The short-term answer, however, is simple: Congress must stop the bleeding from this administration’s reckless tax-cutting agenda.
(emphasis added)
Now, what have we here? “Which mainly benefit the wealthy” is at best a red herring — or worse, a pithy trite ad hominem — designed to send rabid anti-Bushites into the trademark visceral consensus nod without actually adding to the overall argument. But if your conclusion is already going to appeal to them, how about trying not to alienate the entire body of on-the-fence conservatives and libertarians with a cheap shot?

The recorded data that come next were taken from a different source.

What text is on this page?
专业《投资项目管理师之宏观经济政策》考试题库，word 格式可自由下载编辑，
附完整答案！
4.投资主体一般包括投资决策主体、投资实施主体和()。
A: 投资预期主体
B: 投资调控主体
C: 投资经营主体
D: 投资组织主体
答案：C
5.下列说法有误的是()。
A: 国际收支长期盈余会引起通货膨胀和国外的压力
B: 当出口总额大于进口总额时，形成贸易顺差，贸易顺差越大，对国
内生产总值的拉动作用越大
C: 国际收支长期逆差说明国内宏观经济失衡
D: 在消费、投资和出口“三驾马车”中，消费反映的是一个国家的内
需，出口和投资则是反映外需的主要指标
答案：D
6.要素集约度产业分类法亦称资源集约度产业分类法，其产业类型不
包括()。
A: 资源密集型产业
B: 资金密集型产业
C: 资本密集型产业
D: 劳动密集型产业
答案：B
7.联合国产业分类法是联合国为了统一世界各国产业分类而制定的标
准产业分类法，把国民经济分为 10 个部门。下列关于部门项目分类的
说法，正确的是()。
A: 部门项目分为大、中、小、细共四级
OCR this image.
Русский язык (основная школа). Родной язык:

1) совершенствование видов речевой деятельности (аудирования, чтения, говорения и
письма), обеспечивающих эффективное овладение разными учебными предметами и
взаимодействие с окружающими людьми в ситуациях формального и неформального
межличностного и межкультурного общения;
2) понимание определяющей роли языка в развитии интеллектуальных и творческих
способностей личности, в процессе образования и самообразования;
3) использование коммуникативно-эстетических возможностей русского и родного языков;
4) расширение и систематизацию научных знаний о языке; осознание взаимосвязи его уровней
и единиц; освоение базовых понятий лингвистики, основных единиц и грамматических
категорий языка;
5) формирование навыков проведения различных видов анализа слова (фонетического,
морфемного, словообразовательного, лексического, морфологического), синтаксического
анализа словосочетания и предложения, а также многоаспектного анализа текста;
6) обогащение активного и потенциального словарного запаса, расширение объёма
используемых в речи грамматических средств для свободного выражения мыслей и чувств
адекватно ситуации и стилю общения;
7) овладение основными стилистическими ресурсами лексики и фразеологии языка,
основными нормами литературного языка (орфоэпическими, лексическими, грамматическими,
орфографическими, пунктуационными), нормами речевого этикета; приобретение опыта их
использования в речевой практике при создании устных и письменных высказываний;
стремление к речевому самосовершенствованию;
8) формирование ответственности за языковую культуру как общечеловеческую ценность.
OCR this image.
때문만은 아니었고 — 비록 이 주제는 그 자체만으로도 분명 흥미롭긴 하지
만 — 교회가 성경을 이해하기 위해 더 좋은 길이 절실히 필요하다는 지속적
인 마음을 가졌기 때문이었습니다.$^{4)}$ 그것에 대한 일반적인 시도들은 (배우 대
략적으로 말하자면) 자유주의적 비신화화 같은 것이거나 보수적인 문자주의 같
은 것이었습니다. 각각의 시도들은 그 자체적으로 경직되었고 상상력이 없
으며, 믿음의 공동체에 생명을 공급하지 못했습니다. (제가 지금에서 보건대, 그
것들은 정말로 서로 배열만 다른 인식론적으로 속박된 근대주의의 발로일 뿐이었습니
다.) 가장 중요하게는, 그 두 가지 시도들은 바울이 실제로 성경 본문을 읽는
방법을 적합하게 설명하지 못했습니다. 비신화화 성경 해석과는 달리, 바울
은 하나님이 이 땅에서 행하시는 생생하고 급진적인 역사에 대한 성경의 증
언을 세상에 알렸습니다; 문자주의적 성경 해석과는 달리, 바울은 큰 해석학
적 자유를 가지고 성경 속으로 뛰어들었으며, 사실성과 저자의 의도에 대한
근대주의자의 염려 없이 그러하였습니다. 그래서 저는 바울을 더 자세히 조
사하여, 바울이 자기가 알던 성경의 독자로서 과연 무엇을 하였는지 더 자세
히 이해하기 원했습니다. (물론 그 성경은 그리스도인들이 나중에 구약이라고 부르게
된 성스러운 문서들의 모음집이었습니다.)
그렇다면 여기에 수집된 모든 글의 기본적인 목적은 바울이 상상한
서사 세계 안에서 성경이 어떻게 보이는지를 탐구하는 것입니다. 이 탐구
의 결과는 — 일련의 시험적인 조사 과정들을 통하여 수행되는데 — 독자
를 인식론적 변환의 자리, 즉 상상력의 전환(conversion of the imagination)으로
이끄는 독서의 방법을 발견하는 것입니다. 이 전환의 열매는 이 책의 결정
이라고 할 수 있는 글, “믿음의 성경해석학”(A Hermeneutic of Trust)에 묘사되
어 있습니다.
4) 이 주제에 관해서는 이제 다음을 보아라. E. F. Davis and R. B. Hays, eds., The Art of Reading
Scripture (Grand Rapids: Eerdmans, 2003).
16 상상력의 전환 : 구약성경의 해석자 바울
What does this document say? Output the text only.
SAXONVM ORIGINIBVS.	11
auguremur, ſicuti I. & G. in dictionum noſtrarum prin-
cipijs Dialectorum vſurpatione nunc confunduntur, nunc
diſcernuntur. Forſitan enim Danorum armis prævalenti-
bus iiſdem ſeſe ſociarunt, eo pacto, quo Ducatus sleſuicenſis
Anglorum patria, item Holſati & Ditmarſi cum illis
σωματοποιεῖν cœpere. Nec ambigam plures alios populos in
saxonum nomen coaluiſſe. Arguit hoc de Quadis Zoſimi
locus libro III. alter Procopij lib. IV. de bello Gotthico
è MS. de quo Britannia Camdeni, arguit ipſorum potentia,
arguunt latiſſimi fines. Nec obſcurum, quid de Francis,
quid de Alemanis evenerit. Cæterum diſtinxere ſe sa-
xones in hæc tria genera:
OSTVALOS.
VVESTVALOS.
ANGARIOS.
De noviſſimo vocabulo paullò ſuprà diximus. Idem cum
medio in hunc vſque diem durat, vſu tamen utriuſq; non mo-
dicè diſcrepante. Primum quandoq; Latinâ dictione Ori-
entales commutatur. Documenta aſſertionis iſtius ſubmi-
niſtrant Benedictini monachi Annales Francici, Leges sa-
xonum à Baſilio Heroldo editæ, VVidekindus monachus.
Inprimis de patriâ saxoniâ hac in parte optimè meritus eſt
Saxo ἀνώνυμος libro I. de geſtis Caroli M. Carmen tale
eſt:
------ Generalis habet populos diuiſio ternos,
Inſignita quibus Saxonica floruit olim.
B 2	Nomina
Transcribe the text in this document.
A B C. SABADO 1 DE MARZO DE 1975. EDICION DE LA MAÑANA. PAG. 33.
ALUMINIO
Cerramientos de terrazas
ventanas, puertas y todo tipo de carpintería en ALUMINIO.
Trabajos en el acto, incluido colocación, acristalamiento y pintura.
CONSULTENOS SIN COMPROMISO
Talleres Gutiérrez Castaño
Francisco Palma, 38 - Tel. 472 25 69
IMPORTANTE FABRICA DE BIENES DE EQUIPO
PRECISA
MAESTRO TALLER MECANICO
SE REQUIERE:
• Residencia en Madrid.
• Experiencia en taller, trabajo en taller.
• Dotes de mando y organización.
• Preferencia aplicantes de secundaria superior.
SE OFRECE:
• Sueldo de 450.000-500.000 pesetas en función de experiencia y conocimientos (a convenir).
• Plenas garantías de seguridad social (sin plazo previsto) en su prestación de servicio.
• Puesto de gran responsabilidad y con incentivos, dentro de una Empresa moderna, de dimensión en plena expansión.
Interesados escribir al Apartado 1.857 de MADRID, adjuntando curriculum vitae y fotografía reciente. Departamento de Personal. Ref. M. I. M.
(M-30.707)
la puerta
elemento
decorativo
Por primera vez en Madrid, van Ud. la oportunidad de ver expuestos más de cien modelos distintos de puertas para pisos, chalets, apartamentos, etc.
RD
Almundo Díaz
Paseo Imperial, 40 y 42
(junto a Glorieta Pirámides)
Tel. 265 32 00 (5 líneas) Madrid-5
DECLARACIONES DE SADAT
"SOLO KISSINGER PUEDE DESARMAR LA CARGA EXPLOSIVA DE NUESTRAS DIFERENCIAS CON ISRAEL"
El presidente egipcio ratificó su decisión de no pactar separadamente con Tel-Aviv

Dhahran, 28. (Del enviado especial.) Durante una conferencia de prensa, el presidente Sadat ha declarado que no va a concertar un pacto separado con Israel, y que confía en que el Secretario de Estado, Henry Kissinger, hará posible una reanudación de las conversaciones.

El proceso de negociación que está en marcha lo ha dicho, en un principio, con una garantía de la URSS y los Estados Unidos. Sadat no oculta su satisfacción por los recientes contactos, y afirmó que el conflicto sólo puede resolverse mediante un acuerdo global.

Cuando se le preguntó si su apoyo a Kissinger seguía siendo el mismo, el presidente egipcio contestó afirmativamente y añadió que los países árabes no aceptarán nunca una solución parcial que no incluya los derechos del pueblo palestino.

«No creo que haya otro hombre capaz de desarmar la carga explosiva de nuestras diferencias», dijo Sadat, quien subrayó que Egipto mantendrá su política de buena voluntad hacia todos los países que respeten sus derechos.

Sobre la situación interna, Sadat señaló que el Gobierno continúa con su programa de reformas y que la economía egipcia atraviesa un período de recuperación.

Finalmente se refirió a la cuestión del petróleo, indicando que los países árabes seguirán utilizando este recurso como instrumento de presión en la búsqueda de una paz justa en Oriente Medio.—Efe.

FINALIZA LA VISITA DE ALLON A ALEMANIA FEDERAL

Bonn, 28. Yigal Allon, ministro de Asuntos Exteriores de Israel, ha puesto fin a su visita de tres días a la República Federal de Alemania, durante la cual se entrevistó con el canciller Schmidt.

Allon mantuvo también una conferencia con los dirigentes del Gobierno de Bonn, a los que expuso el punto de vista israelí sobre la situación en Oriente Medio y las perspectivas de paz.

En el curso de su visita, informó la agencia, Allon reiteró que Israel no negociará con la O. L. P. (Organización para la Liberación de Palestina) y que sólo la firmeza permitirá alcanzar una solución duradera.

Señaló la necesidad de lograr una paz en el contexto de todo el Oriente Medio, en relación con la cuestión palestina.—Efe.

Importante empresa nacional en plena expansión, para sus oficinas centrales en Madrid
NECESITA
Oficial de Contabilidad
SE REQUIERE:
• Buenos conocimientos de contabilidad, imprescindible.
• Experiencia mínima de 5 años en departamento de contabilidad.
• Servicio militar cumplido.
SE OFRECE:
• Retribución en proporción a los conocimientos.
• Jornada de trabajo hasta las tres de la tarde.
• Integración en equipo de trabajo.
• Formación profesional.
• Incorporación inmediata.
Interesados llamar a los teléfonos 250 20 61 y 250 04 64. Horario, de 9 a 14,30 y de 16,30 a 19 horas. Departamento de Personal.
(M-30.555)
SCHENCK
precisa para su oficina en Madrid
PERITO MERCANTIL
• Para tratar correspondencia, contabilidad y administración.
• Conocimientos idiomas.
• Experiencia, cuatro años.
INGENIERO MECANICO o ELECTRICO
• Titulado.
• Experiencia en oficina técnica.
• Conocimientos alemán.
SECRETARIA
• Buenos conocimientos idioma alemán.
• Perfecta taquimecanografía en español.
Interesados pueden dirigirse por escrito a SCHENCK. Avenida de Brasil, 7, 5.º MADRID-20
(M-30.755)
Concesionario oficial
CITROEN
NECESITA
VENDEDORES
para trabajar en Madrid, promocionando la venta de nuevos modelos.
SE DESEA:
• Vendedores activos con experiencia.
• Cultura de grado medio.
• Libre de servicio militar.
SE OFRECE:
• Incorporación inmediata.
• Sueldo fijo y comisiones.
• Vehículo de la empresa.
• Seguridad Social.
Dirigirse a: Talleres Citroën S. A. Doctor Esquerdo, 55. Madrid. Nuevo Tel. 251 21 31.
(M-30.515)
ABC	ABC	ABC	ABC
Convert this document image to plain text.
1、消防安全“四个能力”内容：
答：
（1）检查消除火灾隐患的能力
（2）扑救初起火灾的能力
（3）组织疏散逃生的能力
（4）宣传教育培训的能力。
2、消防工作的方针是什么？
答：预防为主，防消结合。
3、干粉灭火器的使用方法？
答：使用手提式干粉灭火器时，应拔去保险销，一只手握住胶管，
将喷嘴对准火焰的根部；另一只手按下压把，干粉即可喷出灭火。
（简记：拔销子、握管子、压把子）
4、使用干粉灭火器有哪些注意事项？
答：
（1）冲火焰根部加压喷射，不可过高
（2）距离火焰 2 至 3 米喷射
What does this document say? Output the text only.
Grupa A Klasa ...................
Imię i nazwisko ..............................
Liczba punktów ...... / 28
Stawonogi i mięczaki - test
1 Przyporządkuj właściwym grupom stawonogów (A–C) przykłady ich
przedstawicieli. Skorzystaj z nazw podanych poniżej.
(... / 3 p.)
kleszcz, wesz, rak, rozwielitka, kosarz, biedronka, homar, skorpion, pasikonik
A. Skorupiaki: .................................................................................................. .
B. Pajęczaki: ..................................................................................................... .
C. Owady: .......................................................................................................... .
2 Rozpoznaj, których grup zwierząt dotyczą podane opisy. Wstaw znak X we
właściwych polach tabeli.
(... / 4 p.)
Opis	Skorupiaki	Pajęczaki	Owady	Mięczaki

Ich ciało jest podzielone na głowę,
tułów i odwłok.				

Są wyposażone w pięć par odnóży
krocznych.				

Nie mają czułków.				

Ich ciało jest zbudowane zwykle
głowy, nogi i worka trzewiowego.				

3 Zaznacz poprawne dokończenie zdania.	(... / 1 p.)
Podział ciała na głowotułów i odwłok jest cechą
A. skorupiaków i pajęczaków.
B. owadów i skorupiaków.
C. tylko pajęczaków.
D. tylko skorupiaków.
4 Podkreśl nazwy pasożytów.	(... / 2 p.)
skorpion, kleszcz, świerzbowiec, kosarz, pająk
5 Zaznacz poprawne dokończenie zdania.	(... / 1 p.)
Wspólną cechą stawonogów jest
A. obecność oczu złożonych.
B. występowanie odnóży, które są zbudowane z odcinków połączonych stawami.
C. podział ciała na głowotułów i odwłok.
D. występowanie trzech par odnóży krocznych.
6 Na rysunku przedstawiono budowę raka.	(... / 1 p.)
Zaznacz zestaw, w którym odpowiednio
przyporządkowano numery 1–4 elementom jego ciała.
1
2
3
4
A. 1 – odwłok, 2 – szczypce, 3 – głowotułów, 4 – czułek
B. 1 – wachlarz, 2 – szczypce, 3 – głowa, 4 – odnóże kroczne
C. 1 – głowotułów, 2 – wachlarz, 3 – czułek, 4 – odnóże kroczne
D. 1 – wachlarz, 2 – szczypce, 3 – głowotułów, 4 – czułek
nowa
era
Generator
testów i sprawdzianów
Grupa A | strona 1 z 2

Second, it’s extremely narrow given the ever-changing political climate and the myriad of possibilities for future government reform for anyone to ever say “ensure never-ending deficits”, and the Times isn’t the only culprit here though they are a frequent one. Few people believe the “permanent” tax cuts (i.e. permanent until the next vote making them un-permanent) will make it to 2010 even if they manage to make it till 2008. More importantly, it assumes there are absolutely no other options except raising tax revenues, when in fact there are plenty of options for reforming major line items. In fact, the false assumption that tax cuts can become institutionalized and equal permanent deficits is fueled by the false assumption that large government programs can become institutionalized to the point that speaking of reform becomes impossible, in effect a cyclical double-fallacy and the very type of ignorant statement that leads people to believe the mainstream media (not to mention the professoriate) is biased beyond the capability to self-correct.
The word “vital” placed before “government programs like Medicare and Social Security” also implies what I was just saying: that assumptions like these take options off the table and are consequently no better than the President’s preconditions that the article is trying to attack! This, of course, leads the authors to take an editorial that could have ended more naturally and tack on a totally random and uneducated final conclusion — it’s almost as if the Times got to the end and realized they didn’t have an economist in the room so they called the DNC for help and the DNC said “sure, we’ll send someone right over!”
So, here are the new concluding paragraphs with my simple edits:
What damns this particular effort are the constraints placed on it from the outset. Mr. Bush directed the panel to assume that the temporary tax cuts passed during his first term would be made permanent, rather than expiring as scheduled in the next two to four years. The president also told the panel that a reformed tax code should raise the same amount of revenue that would be raised by a tax system in which his tax cuts had been made permanent.
Those assumptions build in a huge cut in future revenues that would ensure either tax increases to narrow the gap or sharp reductions in government programs like Medicare and Social Security. In fact, the cost of making the tax cuts permanent is three times as large as the long-term shortfall in Social Security.
The country needs a better tax system. But the president’s insistence on making his tax cuts permanent has undermined his panel’s efforts to address long-term needs.
It’s not so bad, is it, without so much of the biased language? Shorter, more to the point, draws the eyes more toward the facts, still makes the editorial’s original case without sending anybody in a new direction. It could still be better, in my opinion, but this at least is a start.
It shouldn’t be profound to assert that every word has meaning and every word matters. Not everybody can put their finger on why, but people react emotionally to the tone of certain phrases and it’s not always a nod in agreement. Real persuasion in a 500-word editorial requires a real appeal to reason; anything less than that is merely rounding up your prior supporters, leading them into the echo chamber, then putting up a sign at the door that says “undecided idiots welcome”.
And by the way, I used to pick on the Times columnists and leave the editorial board to its childishness, but the unintended consequences of making their columnists subscription-only include reducing my options of clumns to abuse and giving me added motive to chose theirs.